Paul: The Mind of the Apostle

By A.N. Wilson

W.W. Norton

274 pp., $25

No thoughtful reader of the New Testament can read of the life and teachings of Jesus Christ or of the journeys of Paul without asking questions.

Who were these two men? Were they rabid revolutionaries, or accommodationists who favored alliance with the Romans at any price? Did their fellow Jews respect them or detest them? How did they feel about reaching out to those who were not of their faith - to pagans and other Gentiles?

Consider, too, that the two men came from very different worlds.

Jesus was a humble Galilean carpenter, the product of a small town, not highly educated in the formal sense. Paul, by contrast, was a sophisticated, Hellenized Jew, probably wealthy and undoubtedly a well-traveled urbanite.

"Paul: The Mind of the Apostle," by A.N. Wilson, the prolific and eloquent English author, is certainly intended to give the reader a deeper sense of who Paul was, what he did, and why he did it.

Whether Wilson actually does this is rather doubtful; but he certainly succeeds in telling a thoroughly engrossing story.

One of the author's greatest strengths is his wonderful ability to see both sides of a question, and any study of early Christianity brings up many questions. It's probably impossible to avoid subjectivity in dealing with the many controversies surrounding Paul. Wilson is so evenhanded in his approach to these controversies that it often appears he has no opinion at all. The reader is forced to draw his or her own conclusions. This is by no means easy, but it forces one to think - and to ask questions.

There's no question, though, that the life - and resurrection - of a Galilean carpenter galvanized Paul to preach the Gospel with a fiery passion that illuminates the New Testament even today. And although Wilson generally dismisses as fiction such incidents as the healings by Jesus and the apostles, it's clear he is nevertheless deeply stirred by the rugged faith and boundless compassion of Paul.

A recurring point in "Paul: The Mind of the Apostle," is the Judaism of Jesus, Paul, Peter, and many of the other major figures in the New Testament.
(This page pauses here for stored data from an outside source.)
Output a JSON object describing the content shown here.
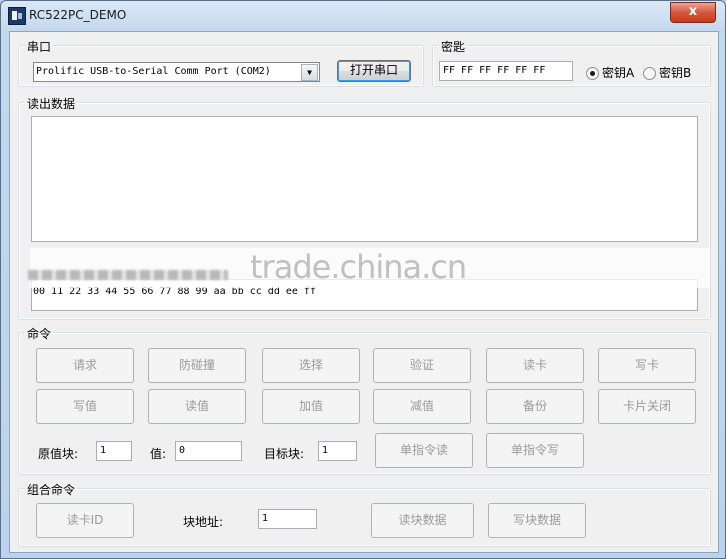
{
  "window": {
    "title": "RC522PC_DEMO",
    "close": "x"
  },
  "serial": {
    "legend": "串口",
    "port": "Prolific USB-to-Serial Comm Port (COM2)",
    "open_button": "打开串口"
  },
  "key": {
    "legend": "密匙",
    "value": "FF FF FF FF FF FF",
    "options": [
      {
        "label": "密钥A",
        "selected": true
      },
      {
        "label": "密钥B",
        "selected": false
      }
    ]
  },
  "readout": {
    "legend": "读出数据",
    "hex_line": "00 11 22 33 44 55 66 77 88 99 aa bb cc dd ee ff",
    "watermark": "trade.china.cn"
  },
  "commands": {
    "legend": "命令",
    "row1": [
      "请求",
      "防碰撞",
      "选择",
      "验证",
      "读卡",
      "写卡"
    ],
    "row2": [
      "写值",
      "读值",
      "加值",
      "减值",
      "备份",
      "卡片关闭"
    ],
    "original_block_label": "原值块:",
    "original_block_value": "1",
    "value_label": "值:",
    "value_value": "0",
    "target_block_label": "目标块:",
    "target_block_value": "1",
    "single_read": "单指令读",
    "single_write": "单指令写"
  },
  "combo_commands": {
    "legend": "组合命令",
    "read_id": "读卡ID",
    "block_addr_label": "块地址:",
    "block_addr_value": "1",
    "read_block": "读块数据",
    "write_block": "写块数据"
  }
}
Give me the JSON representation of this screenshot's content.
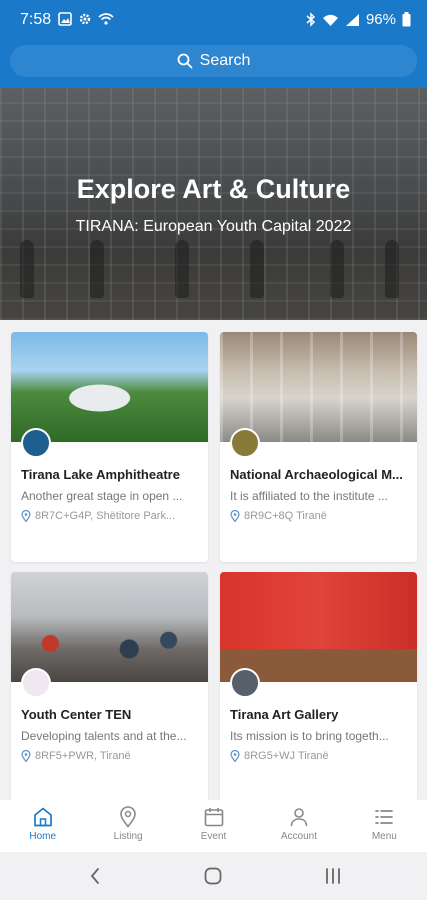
{
  "status": {
    "time": "7:58",
    "battery": "96%"
  },
  "search": {
    "label": "Search"
  },
  "hero": {
    "title": "Explore Art & Culture",
    "subtitle": "TIRANA: European Youth Capital 2022"
  },
  "places": [
    {
      "name": "Tirana Lake Amphitheatre",
      "description": "Another great stage in open ...",
      "location": "8R7C+G4P, Shëtitore Park..."
    },
    {
      "name": "National Archaeological M...",
      "description": "It is affiliated to the institute ...",
      "location": "8R9C+8Q Tiranë"
    },
    {
      "name": "Youth Center TEN",
      "description": "Developing talents and at the...",
      "location": "8RF5+PWR, Tiranë"
    },
    {
      "name": "Tirana Art Gallery",
      "description": "Its mission is to bring togeth...",
      "location": "8RG5+WJ Tiranë"
    }
  ],
  "bottom_nav": [
    {
      "label": "Home",
      "icon": "home-icon",
      "active": true
    },
    {
      "label": "Listing",
      "icon": "map-pin-icon",
      "active": false
    },
    {
      "label": "Event",
      "icon": "calendar-icon",
      "active": false
    },
    {
      "label": "Account",
      "icon": "person-icon",
      "active": false
    },
    {
      "label": "Menu",
      "icon": "menu-list-icon",
      "active": false
    }
  ],
  "colors": {
    "primary": "#1a79c9",
    "background": "#f1f1f3"
  }
}
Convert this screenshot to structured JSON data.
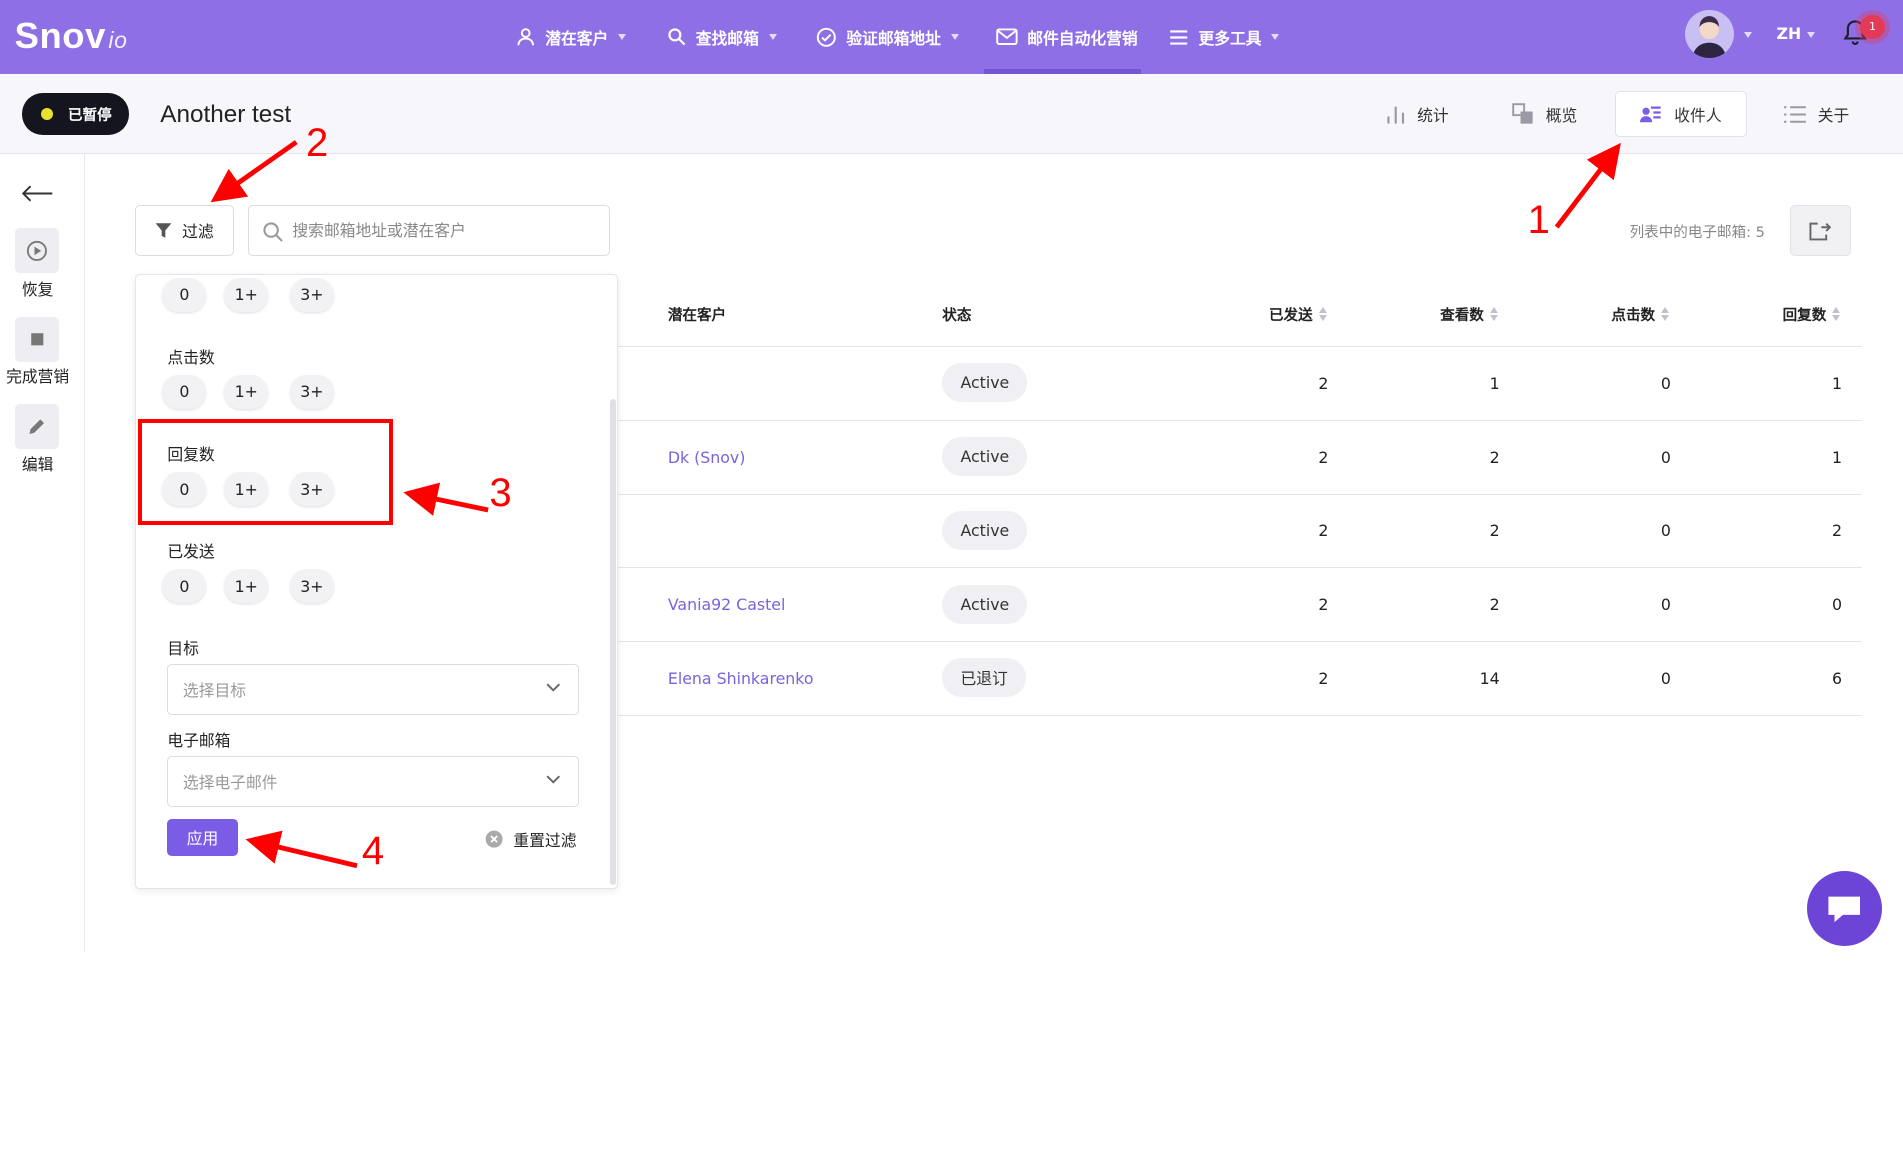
{
  "app": {
    "logo_main": "Snov",
    "logo_suffix": "io"
  },
  "nav": {
    "items": [
      {
        "label": "潜在客户",
        "icon": "user-icon"
      },
      {
        "label": "查找邮箱",
        "icon": "search-icon"
      },
      {
        "label": "验证邮箱地址",
        "icon": "check-circle-icon"
      },
      {
        "label": "邮件自动化营销",
        "icon": "mail-icon"
      },
      {
        "label": "更多工具",
        "icon": "menu-icon"
      }
    ],
    "lang": "ZH",
    "notifications": "1"
  },
  "campaign": {
    "status": "已暂停",
    "title": "Another test",
    "tabs": [
      "统计",
      "概览",
      "收件人",
      "关于"
    ],
    "active_tab": "收件人"
  },
  "sidebar": {
    "items": [
      "恢复",
      "完成营销",
      "编辑"
    ]
  },
  "toolbar": {
    "filter_label": "过滤",
    "search_placeholder": "搜索邮箱地址或潜在客户",
    "email_count": "列表中的电子邮箱: 5"
  },
  "filter_panel": {
    "groups": [
      {
        "label": "",
        "options": [
          "0",
          "1+",
          "3+"
        ]
      },
      {
        "label": "点击数",
        "options": [
          "0",
          "1+",
          "3+"
        ]
      },
      {
        "label": "回复数",
        "options": [
          "0",
          "1+",
          "3+"
        ]
      },
      {
        "label": "已发送",
        "options": [
          "0",
          "1+",
          "3+"
        ]
      }
    ],
    "goal_label": "目标",
    "goal_placeholder": "选择目标",
    "email_label": "电子邮箱",
    "email_placeholder": "选择电子邮件",
    "apply_label": "应用",
    "reset_label": "重置过滤"
  },
  "table": {
    "headers": [
      "潜在客户",
      "状态",
      "已发送",
      "查看数",
      "点击数",
      "回复数"
    ],
    "rows": [
      {
        "prospect": "",
        "status": "Active",
        "sent": "2",
        "views": "1",
        "clicks": "0",
        "replies": "1"
      },
      {
        "prospect": "Dk (Snov)",
        "status": "Active",
        "sent": "2",
        "views": "2",
        "clicks": "0",
        "replies": "1"
      },
      {
        "prospect": "",
        "status": "Active",
        "sent": "2",
        "views": "2",
        "clicks": "0",
        "replies": "2"
      },
      {
        "prospect": "Vania92 Castel",
        "status": "Active",
        "sent": "2",
        "views": "2",
        "clicks": "0",
        "replies": "0"
      },
      {
        "prospect": "Elena Shinkarenko",
        "status": "已退订",
        "sent": "2",
        "views": "14",
        "clicks": "0",
        "replies": "6"
      }
    ]
  },
  "annotations": {
    "labels": [
      "1",
      "2",
      "3",
      "4"
    ],
    "color": "#ff0000"
  },
  "colors": {
    "brand": "#8e6fe6",
    "accent": "#7b5ce6",
    "link": "#7b62e0",
    "badge": "#e53958"
  }
}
Most saw themselves not as members of a new religion, but as followers of a Jewish sect called "the Way."

Paul saw all mankind joining this new sect, but others saw differently. Jewish-Roman political frictions played no small role in creating this tense situation, and Wilson gives illuminating details of the conflicts between Palestine and Rome in the centuries before and after Jesus and Paul.
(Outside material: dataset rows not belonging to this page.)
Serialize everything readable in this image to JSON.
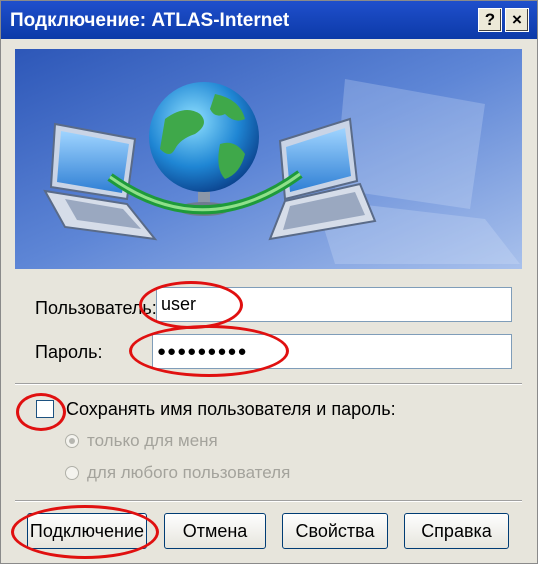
{
  "window": {
    "title": "Подключение: ATLAS-Internet",
    "help_button": "?",
    "close_button": "×"
  },
  "form": {
    "user_label": "Пользователь:",
    "user_value": "user",
    "password_label": "Пароль:",
    "password_value": "●●●●●●●●●",
    "save_checkbox_label": "Сохранять имя пользователя и пароль:",
    "save_checked": false,
    "radio_only_me": "только для меня",
    "radio_any_user": "для любого пользователя",
    "selected_radio": "только для меня"
  },
  "buttons": {
    "connect": "Подключение",
    "cancel": "Отмена",
    "properties": "Свойства",
    "help": "Справка"
  },
  "colors": {
    "titlebar": "#0c3aa8",
    "annotation": "#e01010",
    "banner_bg": "#3f6bc4"
  },
  "icons": [
    "laptop-icon",
    "globe-icon",
    "network-arc-icon"
  ]
}
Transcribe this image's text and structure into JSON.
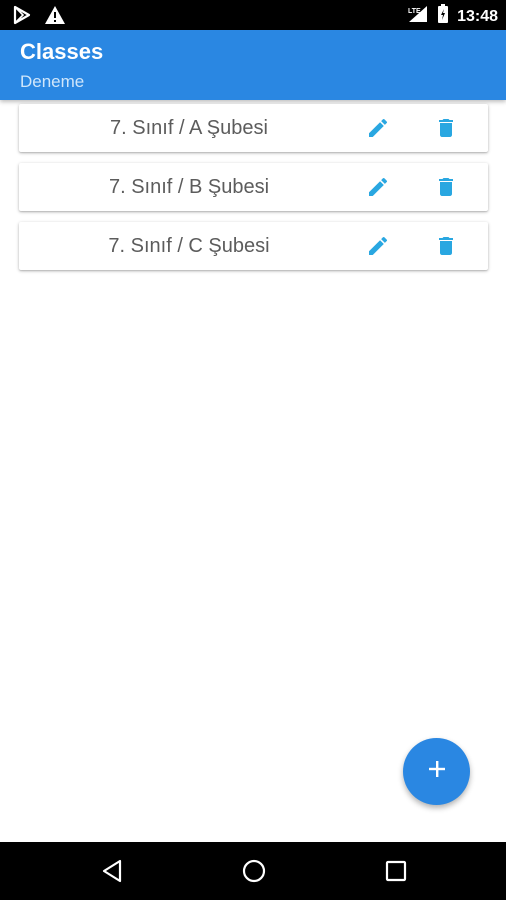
{
  "status_bar": {
    "time": "13:48",
    "left_icons": [
      "play-store-icon",
      "warning-icon"
    ],
    "right_icons": [
      "lte-signal-icon",
      "battery-icon"
    ]
  },
  "app_bar": {
    "title": "Classes",
    "subtitle": "Deneme",
    "color": "#2a87e2"
  },
  "classes": [
    {
      "label": "7. Sınıf / A Şubesi",
      "actions": [
        "edit-icon",
        "delete-icon"
      ]
    },
    {
      "label": "7. Sınıf / B Şubesi",
      "actions": [
        "edit-icon",
        "delete-icon"
      ]
    },
    {
      "label": "7. Sınıf / C Şubesi",
      "actions": [
        "edit-icon",
        "delete-icon"
      ]
    }
  ],
  "accent_color": "#29a7e1",
  "fab": {
    "icon": "plus-icon"
  },
  "nav_bar": {
    "buttons": [
      "back-icon",
      "home-icon",
      "recents-icon"
    ]
  }
}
Vignettes of life in the Roman empire also help close the gap between Paul and our own experience. These vignettes are fresh, exciting, and occasionally racy. The style is fluid and thoroughly readable, and the history is not superficial.

Wilson concludes his book not so much with a probing question as with a rather unsatisfying answer: "The Jesus of the Gospels, if not the creation of Paul, is in some senses the result of Paul." The reader could ask if the truth might not be the other way around. When Paul saw a vision on the road to Damascus, his life was irrevocably changed, and the life that followed that vision of Jesus changed the world.

* Judy Huenneke, an archivist, lives in Cambridge, Mass.